Successful management of leaks with endoscopy relies on appropriate patient selection and often necessitates a multidisciplinary approach, including surgery, interventional radiology, and interventional endoscopy. The timing of leaks plays a significant role in the decision to use endoscopy, as early leaks are significantly more responsive to endoscopic management as opposed to late leaks. Along these lines, Christophorou et al. identified several factors that predicted successful healing of gastric sleeve leaks with endoscopy: early leak onset (< 3 days post-surgery), early endoscopic intervention (< 21 days following the index surgery), defect size < 1 cm, and no history of gastric band placement[2].

This article serves as a review of the various endoscopic modalities that can be employed for the treatment of leaks following bariatric surgery. The distinct endoscopic techniques can be broadly classified according to their method of action, including exclusion techniques [self-expanding endoscopic stents (SEES)], closure techniques (endoscopic clips, endoscopic suturing, or glues), and drainage techniques [transfistulary stents, endolumenal vacuum therapy (EVT), or septotomy]. Furthermore, to guide the clinician in the appropriate patient selection for these interventions, we provide a suggested algorithm for the management of patients presenting with acute or chronic leaks following bariatric surgery [Figure 1].

Advanced endolumenal management of acute and chronic leaks after bariatric surgery

Figure 1. Suggested algorithm for the management of bariatric leaks[9,10]. CT: Computed tomography; PO: per os; OR: operating room; EGD: esophagogastroduodenoscopy; SEMS: self expanding metal stent; TTSC: through the scope clips; OTSC: over the scope clips.

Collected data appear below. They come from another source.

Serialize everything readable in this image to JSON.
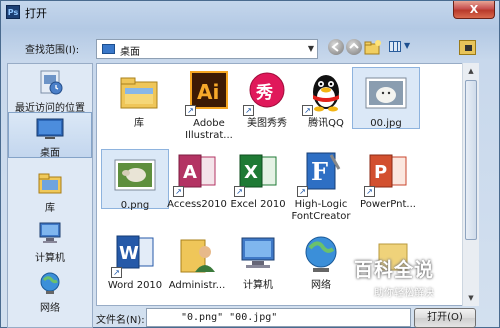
{
  "window": {
    "title": "打开",
    "app_icon_text": "Ps",
    "close_symbol": "X"
  },
  "toolbar": {
    "look_in_label": "查找范围(I):",
    "location": "桌面",
    "dropdown_symbol": "▼"
  },
  "sidebar": {
    "items": [
      {
        "label": "最近访问的位置",
        "icon": "recent-places-icon"
      },
      {
        "label": "桌面",
        "icon": "desktop-icon",
        "selected": true
      },
      {
        "label": "库",
        "icon": "libraries-icon"
      },
      {
        "label": "计算机",
        "icon": "computer-icon"
      },
      {
        "label": "网络",
        "icon": "network-icon"
      }
    ]
  },
  "files": [
    {
      "name": "库",
      "icon": "libraries-folder-icon"
    },
    {
      "name": "Adobe Illustrat...",
      "icon": "adobe-illustrator-icon",
      "shortcut": true
    },
    {
      "name": "美图秀秀",
      "icon": "meitu-icon",
      "shortcut": true
    },
    {
      "name": "腾讯QQ",
      "icon": "qq-penguin-icon",
      "shortcut": true
    },
    {
      "name": "00.jpg",
      "icon": "image-thumbnail-icon",
      "selected": true
    },
    {
      "name": "0.png",
      "icon": "image-thumbnail-icon",
      "selected": true
    },
    {
      "name": "Access2010",
      "icon": "access-icon",
      "shortcut": true
    },
    {
      "name": "Excel 2010",
      "icon": "excel-icon",
      "shortcut": true
    },
    {
      "name": "High-Logic FontCreator",
      "icon": "fontcreator-icon",
      "shortcut": true
    },
    {
      "name": "PowerPnt...",
      "icon": "powerpoint-icon",
      "shortcut": true
    },
    {
      "name": "Word 2010",
      "icon": "word-icon",
      "shortcut": true
    },
    {
      "name": "Administr...",
      "icon": "user-folder-icon"
    },
    {
      "name": "计算机",
      "icon": "computer-icon"
    },
    {
      "name": "网络",
      "icon": "network-icon"
    },
    {
      "name": "",
      "icon": "folder-icon"
    }
  ],
  "bottom": {
    "filename_label": "文件名(N):",
    "filename_value": "\"0.png\" \"00.jpg\"",
    "open_button": "打开(O)"
  },
  "watermark": {
    "main": "百科全说",
    "sub": "助你轻松解决"
  },
  "colors": {
    "selection": "#dbe8f7",
    "title_gradient_top": "#c4d6ec",
    "close_red": "#c75050"
  }
}
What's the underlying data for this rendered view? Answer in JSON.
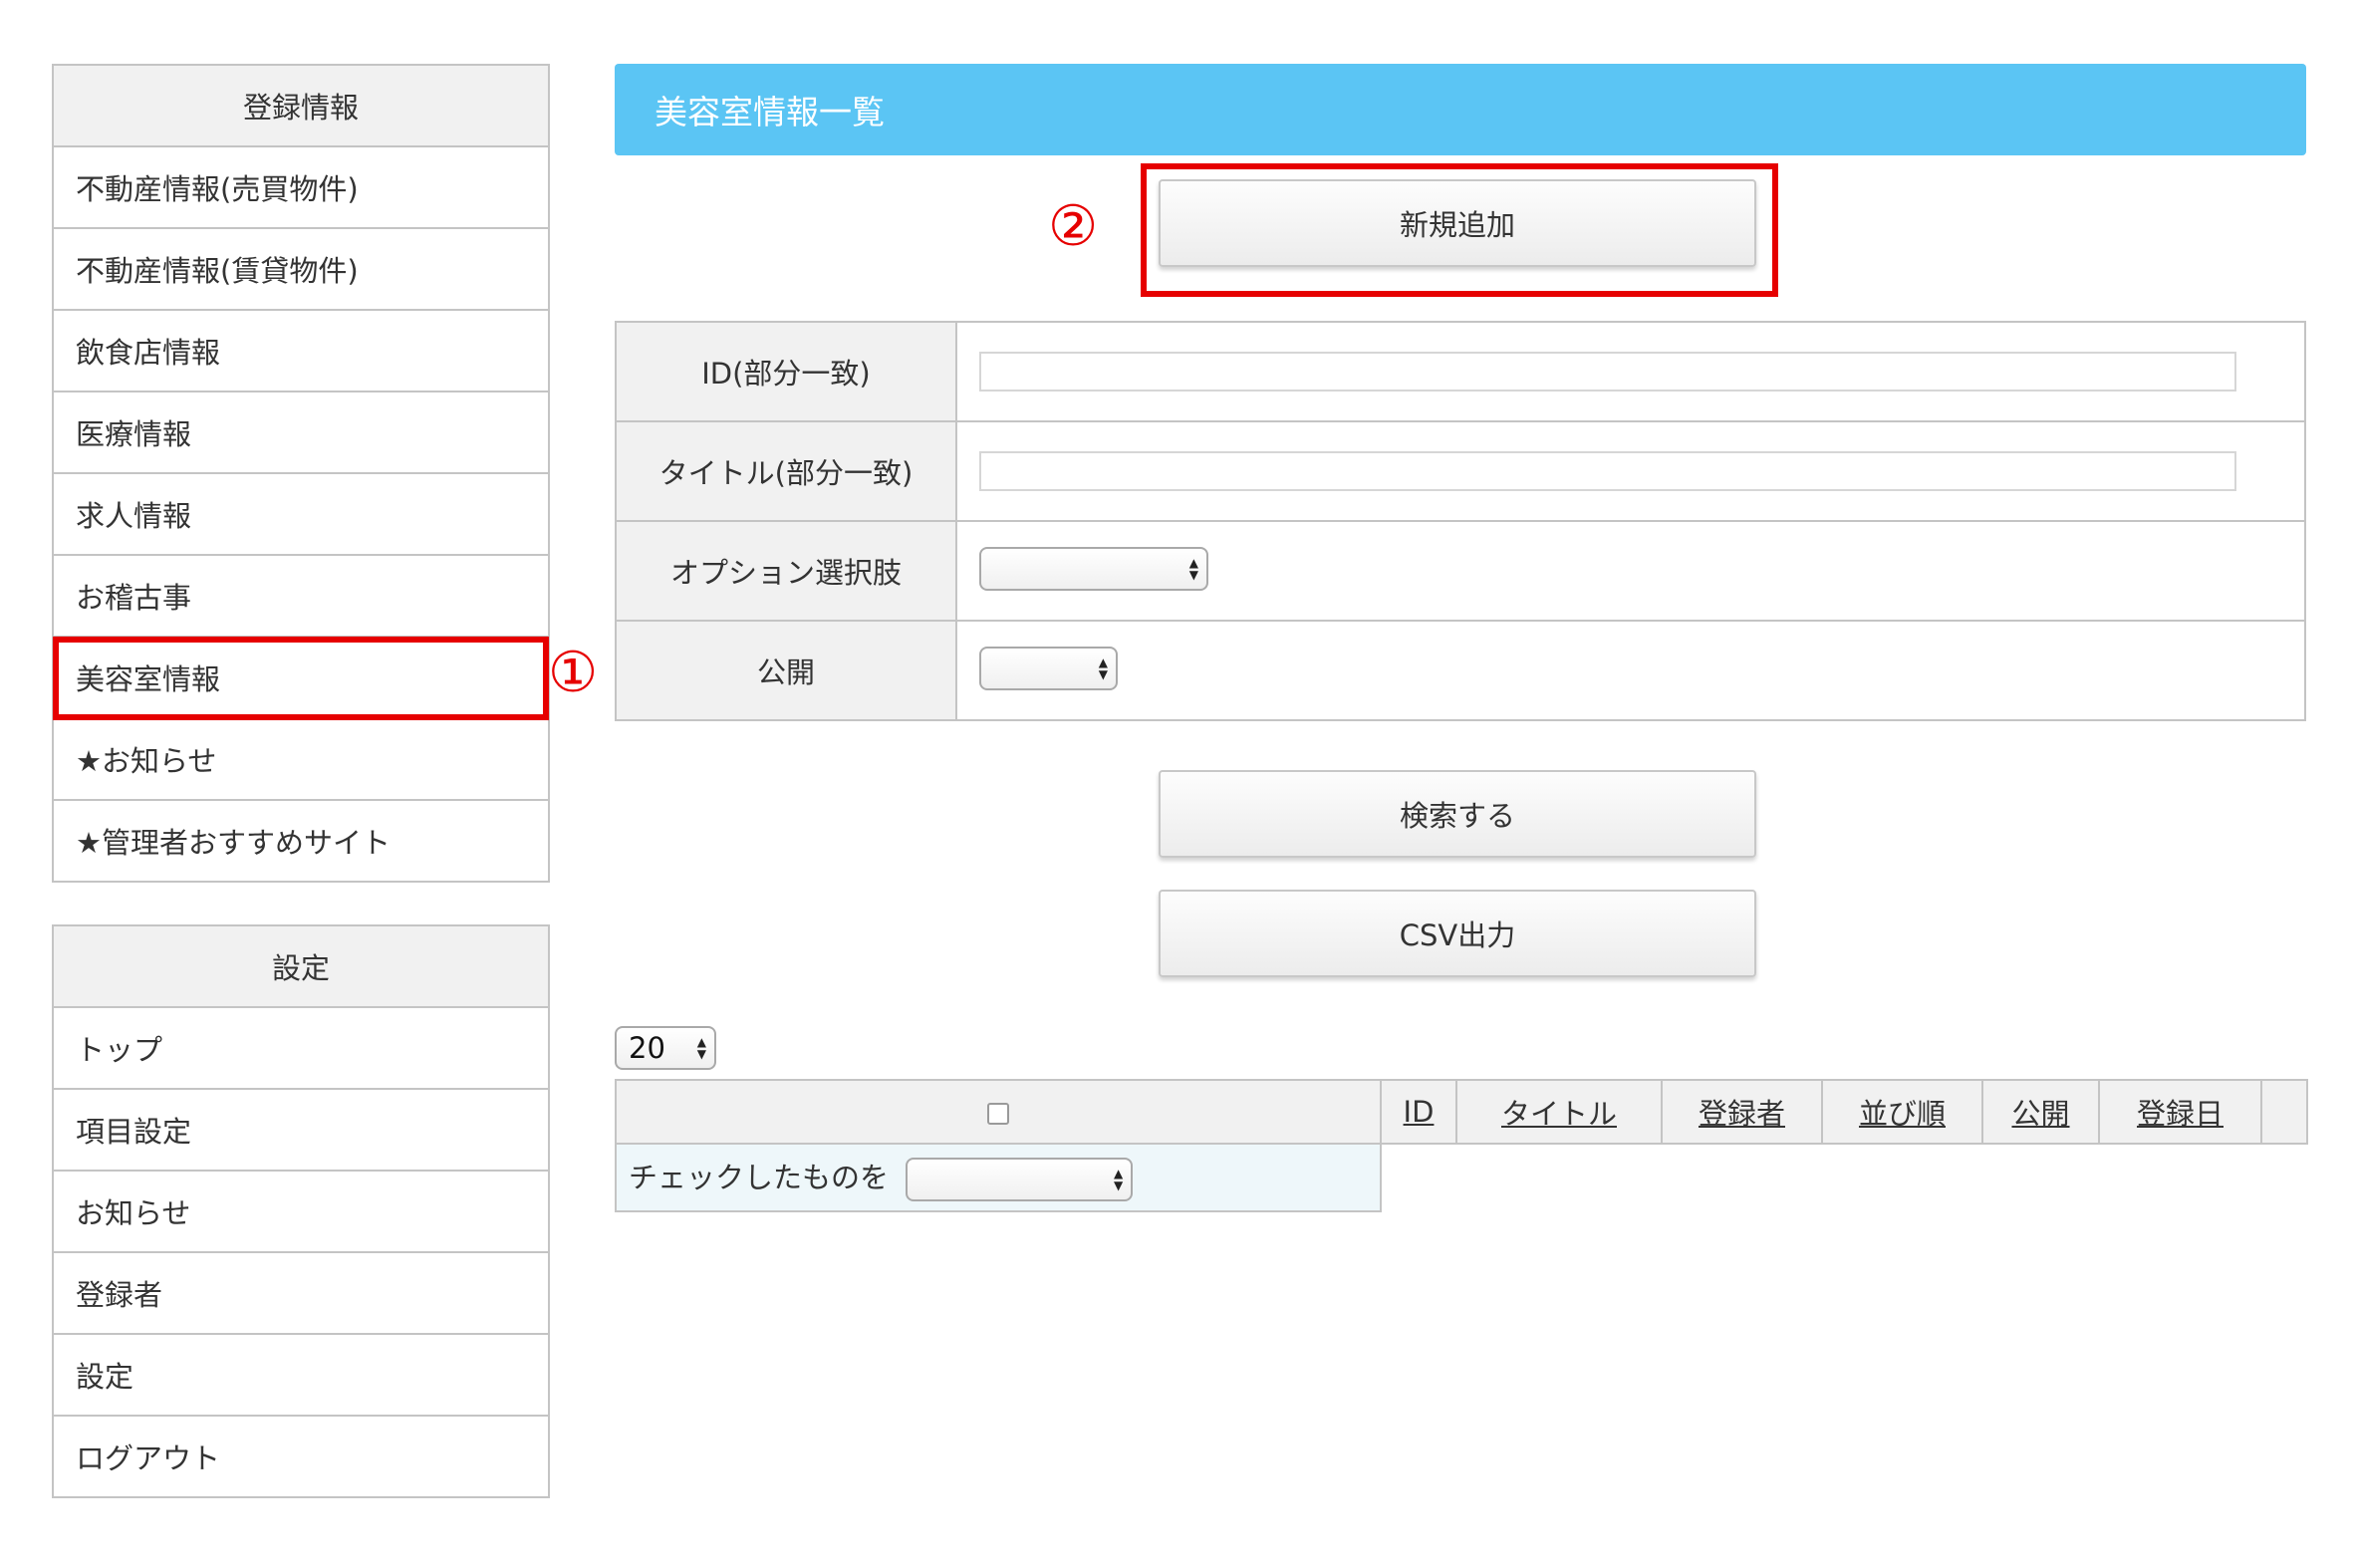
{
  "sidebar": {
    "registration": {
      "heading": "登録情報",
      "items": [
        {
          "label": "不動産情報(売買物件)"
        },
        {
          "label": "不動産情報(賃貸物件)"
        },
        {
          "label": "飲食店情報"
        },
        {
          "label": "医療情報"
        },
        {
          "label": "求人情報"
        },
        {
          "label": "お稽古事"
        },
        {
          "label": "美容室情報"
        },
        {
          "label": "★お知らせ"
        },
        {
          "label": "★管理者おすすめサイト"
        }
      ]
    },
    "settings": {
      "heading": "設定",
      "items": [
        {
          "label": "トップ"
        },
        {
          "label": "項目設定"
        },
        {
          "label": "お知らせ"
        },
        {
          "label": "登録者"
        },
        {
          "label": "設定"
        },
        {
          "label": "ログアウト"
        }
      ]
    }
  },
  "annotations": {
    "one": "①",
    "two": "②"
  },
  "page": {
    "title": "美容室情報一覧",
    "new_button": "新規追加",
    "search_button": "検索する",
    "csv_button": "CSV出力"
  },
  "search": {
    "id_label": "ID(部分一致)",
    "title_label": "タイトル(部分一致)",
    "option_label": "オプション選択肢",
    "public_label": "公開",
    "id_value": "",
    "title_value": "",
    "option_value": "",
    "public_value": ""
  },
  "list": {
    "per_page": "20",
    "columns": [
      "ID",
      "タイトル",
      "登録者",
      "並び順",
      "公開",
      "登録日"
    ],
    "bulk_label": "チェックしたものを",
    "bulk_value": ""
  },
  "colors": {
    "accent": "#5bc5f4",
    "highlight": "#e60000"
  }
}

SEES are a commonly employed treatment strategy for the management of leaks after bariatric surgery and have shown utility in the treatment of early leaks following sleeve gastrectomy. In meta-analyses, SEES have demonstrated successful leak closure rates ranging from 88%-92%, with reported migration rates ranging from 17%-23%[3,4]. As fistula tracts mature, however, the rate of closure declines over time as fibrosis sets in, with closure rates ranging from 19%-64% for chronic fistula[5,6]. Stents can be either uncovered or covered (partially or fully), metal or plastic, and even specific for bariatric anatomy or combined with a double pigtail drainage catheter for internal drainage[7]. While uncovered stents have minimal migration rates, they do not provide a barrier for diversion of fluids, and they are traumatic on removal. This largely limits their usefulness to malignancies. For leaks after bariatric surgery, partially or fully covered stents are most frequently used. Partially covered stents allow for some tissue ingrowth at exposed areas of the stent and, as a result, tend to result in less migration at the cost of slightly more difficulty in extraction. Despite this, the wide variety of stent options has resulted in significant heterogeneity amongst stent efficacy studies. Consequently, it is difficult to draw conclusions on which type of stents is superior.

In principle, SEES allow for diversion of enteral contents by excluding the site of perforation from the alimentary tract. As a result, the defect is allowed to heal without the constant flow of gastric contents and exposure to increased endolumenal pressure, which may have perpetuated the leak. Additionally, in many cases, patients may start enteral feeds following stent placement, which may promote earlier healing as patients are able to more adequately address their nutritional needs. Longer SEES have the added benefit of addressing any distal points of stricture or obstruction, particularly in patients with sleeve gastrectomy. It is important to note, however, that SEES will not address any fluid collections associated with leaks, and they are, therefore, often used as an adjunct to other treatment modalities such as percutaneous or surgical drainage.

Complications associated with stent placement are usually minimal and limited largely to abdominal discomfort, nausea, vomiting, and reflux. Migration remains a difficult problem with the use of SEES in bariatric surgery as the stents are necessarily at least partially covered and it is difficult to adequately achieve radial tension on the gastric mucosa, even with sleeve anatomy. In addition to the use of partially covered stents, several other methods, such as endoscopic suturing of the proximal stent and the use of clips as anchors, have been described but with variable success[8]. Care should be exercised with stents in patients who have had Roux-en-Y gastric bypass; if stents migrate, they may get lodged in the distal small bowel and can be difficult to remove with endolumenal methods.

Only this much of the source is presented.